一斉に、精霊族の面々が声を上げて泣き出した。先程とは比べものにならないほどに、悲嘆に暮れた泣き声だ。
「逝かないで、お父さん、お母さん……」
「ああ、姉さん……」
それが家族を想っての涙だと気づき、救世主は狼狽えた。あの光の粒が、精霊族の魂だと理解し、その数の多さに驚いた。そして必死に探す。自分の育ての親の魂を。
「じじい……」
未練も何もないかのように、静かに天へと昇っていく魂たちに、救世主は小さく呟く。
「帰ってきたぞ、じじい」
恋い焦がれた大地に、帰って来たのだと、救世主は胸を張った。
「救世主様……」
泣きそうな顔で、それでも誇らしげにそう言った救世主に、セラフィーナは目を閉じる。これから先の未来、自分が救世主の隣で支えて行くのだと、セラフィーナは強く心に刻んだ。
どれくらいに時間、天を見上げていたのだろう。
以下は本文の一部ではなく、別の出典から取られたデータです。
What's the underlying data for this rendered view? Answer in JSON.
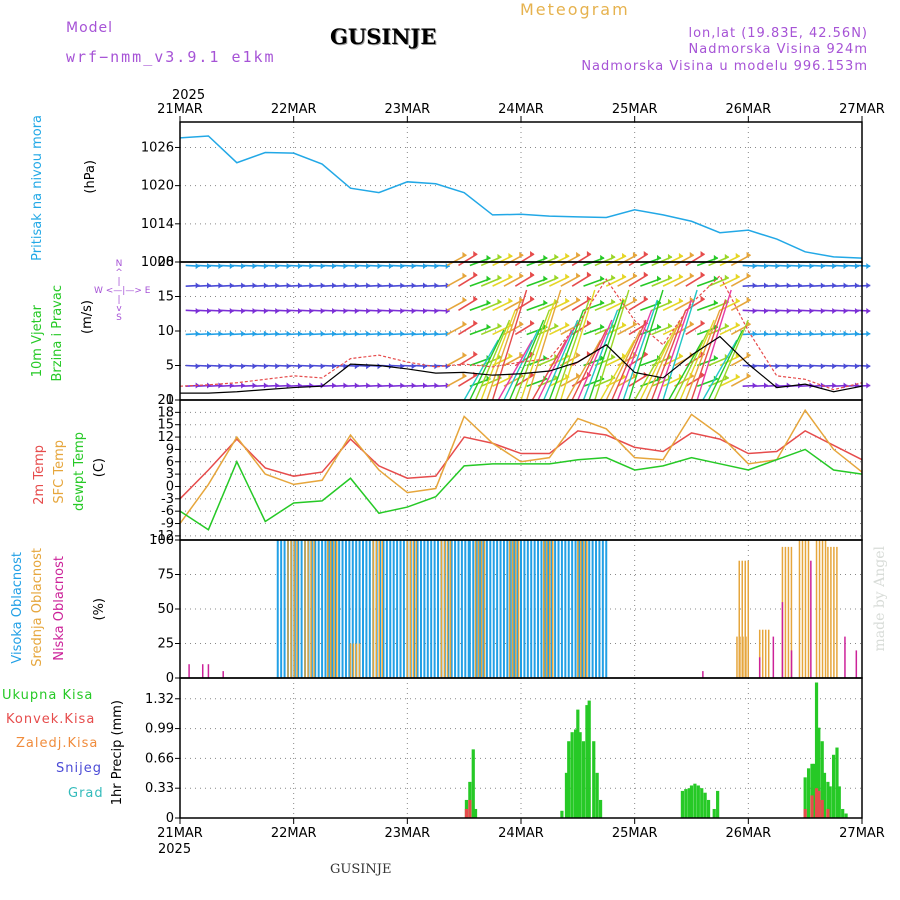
{
  "header": {
    "model_label": "Model",
    "model_name": "wrf−nmm_v3.9.1 e1km",
    "station": "GUSINJE",
    "meteogram": "Meteogram",
    "lonlat": "lon,lat (19.83E, 42.56N)",
    "elevation": "Nadmorska Visina 924m",
    "model_elevation": "Nadmorska Visina u modelu 996.153m",
    "watermark": "made by Angel"
  },
  "time_axis": {
    "year_top": "2025",
    "year_bottom": "2025",
    "labels": [
      "21MAR",
      "22MAR",
      "23MAR",
      "24MAR",
      "25MAR",
      "26MAR",
      "27MAR"
    ]
  },
  "panel_labels": {
    "pressure": [
      "Pritisak na nivou mora",
      "(hPa)"
    ],
    "wind": [
      "10m Vjetar",
      "Brzina i Pravac",
      "(m/s)"
    ],
    "compass": [
      "N",
      "^",
      "|",
      "W <—|—> E",
      "|",
      "v",
      "S"
    ],
    "temp": [
      "2m Temp",
      "SFC Temp",
      "dewpt Temp",
      "(C)"
    ],
    "cloud": [
      "Visoka Oblacnost",
      "Srednja Oblacnost",
      "Niska Oblacnost",
      "(%)"
    ],
    "precip": [
      "1hr Precip (mm)"
    ],
    "precip_legend": [
      "Ukupna Kisa",
      "Konvek.Kisa",
      "Zaledj.Kisa",
      "Snijeg",
      "Grad"
    ]
  },
  "colors": {
    "pressure": "#22a8e6",
    "temp2m": "#e64c4c",
    "sfc": "#e6a63c",
    "dew": "#26c926",
    "high_cloud": "#22a0e6",
    "mid_cloud": "#e6a63c",
    "low_cloud": "#cc2299",
    "precip_total": "#26c926",
    "precip_conv": "#e64c4c",
    "grid": "#888888"
  },
  "chart_data": [
    {
      "type": "line",
      "panel": "pressure",
      "title": "",
      "ylabel": "Pritisak na nivou mora (hPa)",
      "ylim": [
        1008,
        1030
      ],
      "yticks": [
        1008,
        1014,
        1020,
        1026
      ],
      "grid": true,
      "x": [
        0,
        0.25,
        0.5,
        0.75,
        1.0,
        1.25,
        1.5,
        1.75,
        2.0,
        2.25,
        2.5,
        2.75,
        3.0,
        3.25,
        3.5,
        3.75,
        4.0,
        4.25,
        4.5,
        4.75,
        5.0,
        5.25,
        5.5,
        5.75,
        6.0
      ],
      "series": [
        {
          "name": "Pritisak",
          "values": [
            1027.5,
            1027.8,
            1023.6,
            1025.2,
            1025.1,
            1023.4,
            1019.6,
            1018.9,
            1020.6,
            1020.3,
            1018.9,
            1015.4,
            1015.5,
            1015.2,
            1015.1,
            1015.0,
            1016.2,
            1015.4,
            1014.4,
            1012.6,
            1013.0,
            1011.6,
            1009.6,
            1008.8,
            1008.6
          ]
        }
      ]
    },
    {
      "type": "line",
      "panel": "wind",
      "title": "",
      "ylabel": "10m Vjetar Brzina i Pravac (m/s)",
      "ylim": [
        0,
        20
      ],
      "yticks": [
        0,
        5,
        10,
        15,
        20
      ],
      "grid": true,
      "x": [
        0,
        0.25,
        0.5,
        0.75,
        1.0,
        1.25,
        1.5,
        1.75,
        2.0,
        2.25,
        2.5,
        2.75,
        3.0,
        3.25,
        3.5,
        3.75,
        4.0,
        4.25,
        4.5,
        4.75,
        5.0,
        5.25,
        5.5,
        5.75,
        6.0
      ],
      "series": [
        {
          "name": "Brzina",
          "values": [
            1.0,
            1.0,
            1.2,
            1.5,
            1.8,
            2.0,
            5.2,
            5.0,
            4.5,
            3.9,
            4.0,
            3.6,
            3.8,
            4.2,
            5.5,
            8.0,
            4.0,
            3.2,
            6.5,
            9.2,
            5.2,
            1.8,
            2.3,
            1.2,
            2.0
          ]
        },
        {
          "name": "Udari",
          "values": [
            2.0,
            2.2,
            2.5,
            3.0,
            3.5,
            3.2,
            6.0,
            6.5,
            5.5,
            4.8,
            5.2,
            4.8,
            5.5,
            6.0,
            11.0,
            17.5,
            11.5,
            8.0,
            14.0,
            18.0,
            10.0,
            3.5,
            3.0,
            1.5,
            2.5
          ]
        }
      ]
    },
    {
      "type": "line",
      "panel": "temp",
      "title": "",
      "ylabel": "2m Temp / SFC Temp / dewpt Temp (C)",
      "ylim": [
        -13,
        21
      ],
      "yticks": [
        -12,
        -9,
        -6,
        -3,
        0,
        3,
        6,
        9,
        12,
        15,
        18,
        21
      ],
      "grid": true,
      "x": [
        0,
        0.25,
        0.5,
        0.75,
        1.0,
        1.25,
        1.5,
        1.75,
        2.0,
        2.25,
        2.5,
        2.75,
        3.0,
        3.25,
        3.5,
        3.75,
        4.0,
        4.25,
        4.5,
        4.75,
        5.0,
        5.25,
        5.5,
        5.75,
        6.0
      ],
      "series": [
        {
          "name": "2m Temp",
          "values": [
            -3.0,
            4.0,
            11.5,
            4.5,
            2.5,
            3.5,
            11.5,
            5.0,
            2.0,
            2.5,
            12.0,
            10.5,
            8.0,
            8.0,
            13.5,
            12.5,
            9.5,
            8.5,
            13.0,
            11.5,
            8.0,
            8.5,
            13.5,
            10.0,
            6.5
          ]
        },
        {
          "name": "SFC Temp",
          "values": [
            -9.0,
            0.5,
            12.0,
            3.0,
            0.5,
            1.5,
            12.5,
            4.0,
            -1.5,
            -0.5,
            17.0,
            10.5,
            6.0,
            7.0,
            16.5,
            14.0,
            7.0,
            6.5,
            17.5,
            12.5,
            5.5,
            6.5,
            18.5,
            9.0,
            3.5
          ]
        },
        {
          "name": "dewpt Temp",
          "values": [
            -6.0,
            -10.5,
            6.0,
            -8.5,
            -4.0,
            -3.5,
            2.0,
            -6.5,
            -5.0,
            -2.5,
            5.0,
            5.5,
            5.5,
            5.5,
            6.5,
            7.0,
            4.0,
            5.0,
            7.0,
            5.5,
            4.0,
            6.5,
            9.0,
            4.0,
            3.0
          ]
        }
      ]
    },
    {
      "type": "bar",
      "panel": "cloud",
      "title": "",
      "ylabel": "Visoka / Srednja / Niska Oblacnost (%)",
      "ylim": [
        0,
        100
      ],
      "yticks": [
        0,
        25,
        50,
        75,
        100
      ],
      "grid": true,
      "series": [
        {
          "name": "Visoka Oblacnost",
          "blocks": [
            [
              0.86,
              2.55,
              100
            ],
            [
              2.55,
              3.0,
              100
            ],
            [
              3.0,
              3.75,
              100
            ]
          ]
        },
        {
          "name": "Srednja Oblacnost",
          "spikes": [
            [
              0.95,
              100
            ],
            [
              1.1,
              100
            ],
            [
              1.3,
              100
            ],
            [
              1.5,
              25
            ],
            [
              1.7,
              100
            ],
            [
              2.0,
              100
            ],
            [
              2.3,
              100
            ],
            [
              2.6,
              100
            ],
            [
              2.9,
              100
            ],
            [
              3.2,
              100
            ],
            [
              3.5,
              100
            ],
            [
              4.9,
              30
            ],
            [
              4.92,
              85
            ],
            [
              5.1,
              35
            ],
            [
              5.3,
              95
            ],
            [
              5.45,
              100
            ],
            [
              5.6,
              100
            ],
            [
              5.7,
              95
            ]
          ]
        },
        {
          "name": "Niska Oblacnost",
          "spikes": [
            [
              0.08,
              10
            ],
            [
              0.2,
              10
            ],
            [
              0.25,
              10
            ],
            [
              0.38,
              5
            ],
            [
              4.6,
              5
            ],
            [
              5.1,
              15
            ],
            [
              5.22,
              30
            ],
            [
              5.3,
              55
            ],
            [
              5.38,
              20
            ],
            [
              5.55,
              85
            ],
            [
              5.85,
              30
            ],
            [
              5.95,
              20
            ]
          ]
        }
      ]
    },
    {
      "type": "bar",
      "panel": "precip",
      "title": "",
      "ylabel": "1hr Precip (mm)",
      "ylim": [
        0,
        1.55
      ],
      "yticks": [
        0,
        0.33,
        0.66,
        0.99,
        1.32
      ],
      "grid": true,
      "series": [
        {
          "name": "Ukupna Kisa",
          "x": [
            2.52,
            2.55,
            2.58,
            2.6,
            3.36,
            3.4,
            3.42,
            3.45,
            3.48,
            3.5,
            3.52,
            3.55,
            3.58,
            3.6,
            3.64,
            3.67,
            3.7,
            4.42,
            4.45,
            4.48,
            4.5,
            4.53,
            4.56,
            4.59,
            4.62,
            4.65,
            4.7,
            4.73,
            5.5,
            5.53,
            5.56,
            5.58,
            5.6,
            5.62,
            5.65,
            5.67,
            5.7,
            5.72,
            5.75,
            5.78,
            5.8,
            5.83,
            5.86
          ],
          "values": [
            0.2,
            0.4,
            0.76,
            0.1,
            0.08,
            0.5,
            0.85,
            0.95,
            0.98,
            1.2,
            0.95,
            0.85,
            1.25,
            1.3,
            0.85,
            0.5,
            0.2,
            0.3,
            0.32,
            0.33,
            0.36,
            0.38,
            0.36,
            0.33,
            0.28,
            0.2,
            0.1,
            0.3,
            0.45,
            0.55,
            0.6,
            0.6,
            1.5,
            1.0,
            0.85,
            0.5,
            0.4,
            0.35,
            0.7,
            0.78,
            0.35,
            0.1,
            0.05
          ]
        },
        {
          "name": "Konvek.Kisa",
          "x": [
            2.52,
            2.55,
            5.5,
            5.56,
            5.6,
            5.62,
            5.65,
            5.7
          ],
          "values": [
            0.1,
            0.2,
            0.1,
            0.25,
            0.33,
            0.3,
            0.2,
            0.1
          ]
        }
      ]
    }
  ]
}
咽び泣く声は次第に小さくなり、誰ともなく静かに立ち上がる。
神殿がこの精霊界へと『繋がれた』ことを認識し、歩き出した。
それに続こうとした救世主に、そっと声がかけられた。
「元帥」
救世主が声のした方へ振り返ると、そこにはジョナスがいた。寄り添うようにセシリーもいる。
「今一度一緒に、人間界に行きましょう」
「は?」
この大事なときに、何を言い出すのかと、救世主は怪訝な表情をする。
「これが最後になるでしょうから」
そう言って、寄り添っていたセシリーの手を取り、セラフィーナへと託す。
「みんなと一緒に、神殿に行きなさい」
そっと二人を促すと、頷いて歩き出す。セシリーを支えながら歩くセラフィーナの背を見送り、救世主は恨めしそうにジョナスを見た。
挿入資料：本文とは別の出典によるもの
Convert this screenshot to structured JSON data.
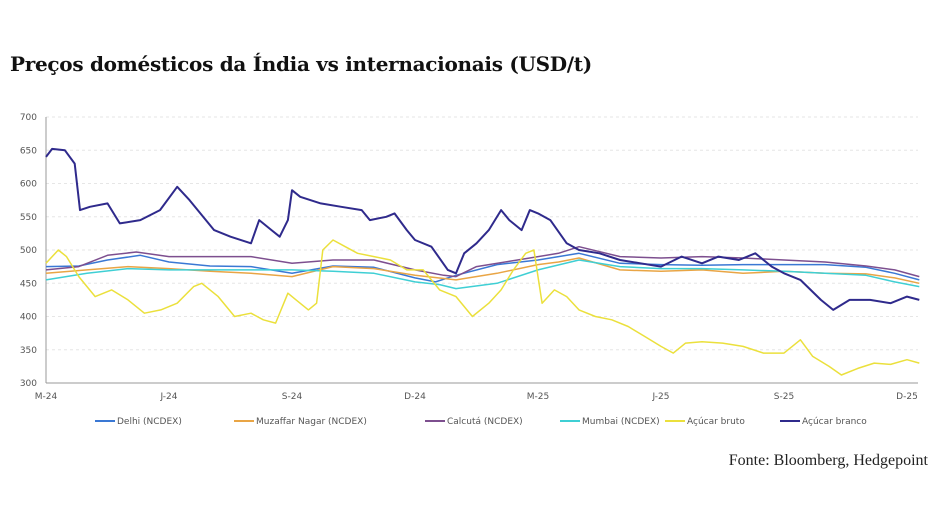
{
  "chart_data": {
    "type": "line",
    "title": "Preços domésticos da Índia vs internacionais (USD/t)",
    "source": "Fonte: Bloomberg, Hedgepoint",
    "xlabel": "",
    "ylabel": "",
    "x_unit": "months since Mar-2024",
    "xlim": [
      0,
      21.3
    ],
    "ylim": [
      300,
      700
    ],
    "yticks": [
      300,
      350,
      400,
      450,
      500,
      550,
      600,
      650,
      700
    ],
    "xticks": [
      {
        "x": 0,
        "label": "M-24"
      },
      {
        "x": 3,
        "label": "J-24"
      },
      {
        "x": 6,
        "label": "S-24"
      },
      {
        "x": 9,
        "label": "D-24"
      },
      {
        "x": 12,
        "label": "M-25"
      },
      {
        "x": 15,
        "label": "J-25"
      },
      {
        "x": 18,
        "label": "S-25"
      },
      {
        "x": 21,
        "label": "D-25"
      }
    ],
    "grid": true,
    "legend_position": "bottom",
    "series": [
      {
        "name": "Delhi (NCDEX)",
        "color": "#3a78d4",
        "points": [
          [
            0,
            475
          ],
          [
            0.8,
            476
          ],
          [
            1.5,
            485
          ],
          [
            2.3,
            492
          ],
          [
            3,
            482
          ],
          [
            4,
            476
          ],
          [
            5,
            475
          ],
          [
            6,
            465
          ],
          [
            7,
            476
          ],
          [
            8,
            474
          ],
          [
            9,
            458
          ],
          [
            9.5,
            452
          ],
          [
            10,
            462
          ],
          [
            11,
            478
          ],
          [
            12,
            485
          ],
          [
            12.5,
            490
          ],
          [
            13,
            495
          ],
          [
            14,
            480
          ],
          [
            15,
            478
          ],
          [
            16,
            477
          ],
          [
            17,
            478
          ],
          [
            18,
            478
          ],
          [
            19,
            478
          ],
          [
            20,
            474
          ],
          [
            20.7,
            465
          ],
          [
            21.3,
            455
          ]
        ]
      },
      {
        "name": "Muzaffar Nagar (NCDEX)",
        "color": "#e9a545",
        "points": [
          [
            0,
            465
          ],
          [
            1,
            470
          ],
          [
            2,
            475
          ],
          [
            3,
            472
          ],
          [
            4,
            468
          ],
          [
            5,
            465
          ],
          [
            6,
            460
          ],
          [
            7,
            475
          ],
          [
            8,
            472
          ],
          [
            9,
            462
          ],
          [
            10,
            455
          ],
          [
            11,
            465
          ],
          [
            12,
            478
          ],
          [
            12.5,
            482
          ],
          [
            13,
            488
          ],
          [
            14,
            470
          ],
          [
            15,
            468
          ],
          [
            16,
            470
          ],
          [
            17,
            465
          ],
          [
            18,
            468
          ],
          [
            19,
            465
          ],
          [
            20,
            464
          ],
          [
            20.7,
            458
          ],
          [
            21.3,
            450
          ]
        ]
      },
      {
        "name": "Calcutá  (NCDEX)",
        "color": "#7d4f8f",
        "points": [
          [
            0,
            470
          ],
          [
            0.8,
            475
          ],
          [
            1.5,
            492
          ],
          [
            2.2,
            497
          ],
          [
            3,
            490
          ],
          [
            4,
            490
          ],
          [
            5,
            490
          ],
          [
            6,
            480
          ],
          [
            7,
            485
          ],
          [
            8,
            485
          ],
          [
            9,
            470
          ],
          [
            9.7,
            462
          ],
          [
            10,
            460
          ],
          [
            10.5,
            475
          ],
          [
            11.5,
            485
          ],
          [
            12.5,
            495
          ],
          [
            13,
            505
          ],
          [
            14,
            490
          ],
          [
            15,
            488
          ],
          [
            16,
            490
          ],
          [
            17,
            488
          ],
          [
            18,
            485
          ],
          [
            19,
            482
          ],
          [
            20,
            476
          ],
          [
            20.7,
            470
          ],
          [
            21.3,
            460
          ]
        ]
      },
      {
        "name": "Mumbai  (NCDEX)",
        "color": "#3fcfd4",
        "points": [
          [
            0,
            455
          ],
          [
            1,
            465
          ],
          [
            2,
            472
          ],
          [
            3,
            470
          ],
          [
            4,
            470
          ],
          [
            5,
            470
          ],
          [
            6,
            470
          ],
          [
            7,
            468
          ],
          [
            8,
            465
          ],
          [
            9,
            452
          ],
          [
            9.6,
            448
          ],
          [
            10,
            442
          ],
          [
            11,
            450
          ],
          [
            12,
            470
          ],
          [
            13,
            485
          ],
          [
            14,
            475
          ],
          [
            15,
            472
          ],
          [
            16,
            472
          ],
          [
            17,
            470
          ],
          [
            18,
            468
          ],
          [
            19,
            465
          ],
          [
            20,
            462
          ],
          [
            20.7,
            452
          ],
          [
            21.3,
            445
          ]
        ]
      },
      {
        "name": "Açúcar bruto",
        "color": "#ebe03c",
        "points": [
          [
            0,
            480
          ],
          [
            0.3,
            500
          ],
          [
            0.5,
            490
          ],
          [
            0.8,
            460
          ],
          [
            1.2,
            430
          ],
          [
            1.6,
            440
          ],
          [
            2,
            425
          ],
          [
            2.4,
            405
          ],
          [
            2.8,
            410
          ],
          [
            3.2,
            420
          ],
          [
            3.6,
            445
          ],
          [
            3.8,
            450
          ],
          [
            4.2,
            430
          ],
          [
            4.6,
            400
          ],
          [
            5,
            405
          ],
          [
            5.3,
            395
          ],
          [
            5.6,
            390
          ],
          [
            5.9,
            435
          ],
          [
            6.1,
            425
          ],
          [
            6.4,
            410
          ],
          [
            6.6,
            420
          ],
          [
            6.75,
            500
          ],
          [
            7,
            515
          ],
          [
            7.3,
            505
          ],
          [
            7.6,
            495
          ],
          [
            8,
            490
          ],
          [
            8.4,
            485
          ],
          [
            8.8,
            470
          ],
          [
            9.2,
            470
          ],
          [
            9.6,
            440
          ],
          [
            10,
            430
          ],
          [
            10.4,
            400
          ],
          [
            10.8,
            420
          ],
          [
            11.1,
            440
          ],
          [
            11.4,
            470
          ],
          [
            11.7,
            495
          ],
          [
            11.9,
            500
          ],
          [
            12.1,
            420
          ],
          [
            12.4,
            440
          ],
          [
            12.7,
            430
          ],
          [
            13,
            410
          ],
          [
            13.4,
            400
          ],
          [
            13.8,
            395
          ],
          [
            14.2,
            385
          ],
          [
            14.6,
            370
          ],
          [
            15,
            355
          ],
          [
            15.3,
            345
          ],
          [
            15.6,
            360
          ],
          [
            16,
            362
          ],
          [
            16.5,
            360
          ],
          [
            17,
            355
          ],
          [
            17.5,
            345
          ],
          [
            18,
            345
          ],
          [
            18.4,
            365
          ],
          [
            18.7,
            340
          ],
          [
            19.1,
            325
          ],
          [
            19.4,
            312
          ],
          [
            19.8,
            322
          ],
          [
            20.2,
            330
          ],
          [
            20.6,
            328
          ],
          [
            21,
            335
          ],
          [
            21.3,
            330
          ]
        ]
      },
      {
        "name": "Açúcar branco",
        "color": "#2f2a8c",
        "points": [
          [
            0,
            640
          ],
          [
            0.15,
            652
          ],
          [
            0.46,
            650
          ],
          [
            0.7,
            630
          ],
          [
            0.83,
            560
          ],
          [
            1.07,
            565
          ],
          [
            1.5,
            570
          ],
          [
            1.8,
            540
          ],
          [
            2.3,
            545
          ],
          [
            2.78,
            560
          ],
          [
            3.2,
            595
          ],
          [
            3.5,
            575
          ],
          [
            3.9,
            545
          ],
          [
            4.1,
            530
          ],
          [
            4.5,
            520
          ],
          [
            5,
            510
          ],
          [
            5.2,
            545
          ],
          [
            5.5,
            530
          ],
          [
            5.7,
            520
          ],
          [
            5.9,
            545
          ],
          [
            6,
            590
          ],
          [
            6.2,
            580
          ],
          [
            6.7,
            570
          ],
          [
            7.2,
            565
          ],
          [
            7.7,
            560
          ],
          [
            7.9,
            545
          ],
          [
            8.3,
            550
          ],
          [
            8.5,
            555
          ],
          [
            8.8,
            530
          ],
          [
            9,
            515
          ],
          [
            9.4,
            505
          ],
          [
            9.8,
            470
          ],
          [
            10,
            465
          ],
          [
            10.2,
            495
          ],
          [
            10.5,
            510
          ],
          [
            10.8,
            530
          ],
          [
            11.1,
            560
          ],
          [
            11.3,
            545
          ],
          [
            11.6,
            530
          ],
          [
            11.8,
            560
          ],
          [
            12,
            555
          ],
          [
            12.3,
            545
          ],
          [
            12.7,
            510
          ],
          [
            13,
            500
          ],
          [
            13.5,
            495
          ],
          [
            14,
            485
          ],
          [
            14.5,
            480
          ],
          [
            15,
            475
          ],
          [
            15.5,
            490
          ],
          [
            16,
            480
          ],
          [
            16.4,
            490
          ],
          [
            16.9,
            485
          ],
          [
            17.3,
            495
          ],
          [
            17.7,
            475
          ],
          [
            18,
            465
          ],
          [
            18.4,
            455
          ],
          [
            18.9,
            425
          ],
          [
            19.2,
            410
          ],
          [
            19.6,
            425
          ],
          [
            20.1,
            425
          ],
          [
            20.6,
            420
          ],
          [
            21,
            430
          ],
          [
            21.3,
            425
          ]
        ]
      }
    ]
  }
}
「どうしても、やっておかなければならないことがあります」
救世主の了承を得てはいないが、ジョナスは空間魔法を展開した。
「さあ」
そう言って促せば、救世主は渋々と空間魔法へと足を踏み出した。
◇ ◇ ◇ ◇ ◇
「お忙しいのに、お時間を作っていただき、ありがとうございます」
「いや、それは仕事の一環だから、別に構わないが……」
薬学部の所長であるジョナスに、困惑の表情を見せたグレアムは、何故ここに元帥である救世主が一緒に来ているのかと目だけで訴える。
「本日は最後のご挨拶に伺いました」
「ああ、そういえば、退役するのだったな」
チラリと救世主に目を向けたグレアムは、不貞腐れた様子で腕を組み、椅子に深く腰掛けているその姿に苦笑する。そして一月前に出された退役届けを受理した時のことを思い出し、苦い顔をした。
東の森で、救世主が特別視している女性が現れたと聞いたときは、国王を始め重鎮たちは歓喜したものだが、それがジョナスの娘だと判明した際には、誰もが落胆した。ジョナスはじきにこの国を離れることが分かっていただけに、救世主もまた一緒に出ていくのだろうと結論付けたからだ。そしてその予想は当たり、ジョナスの退役届けと共に、救世主の退役届けも出されたことに肩を落としたのを思い出していた。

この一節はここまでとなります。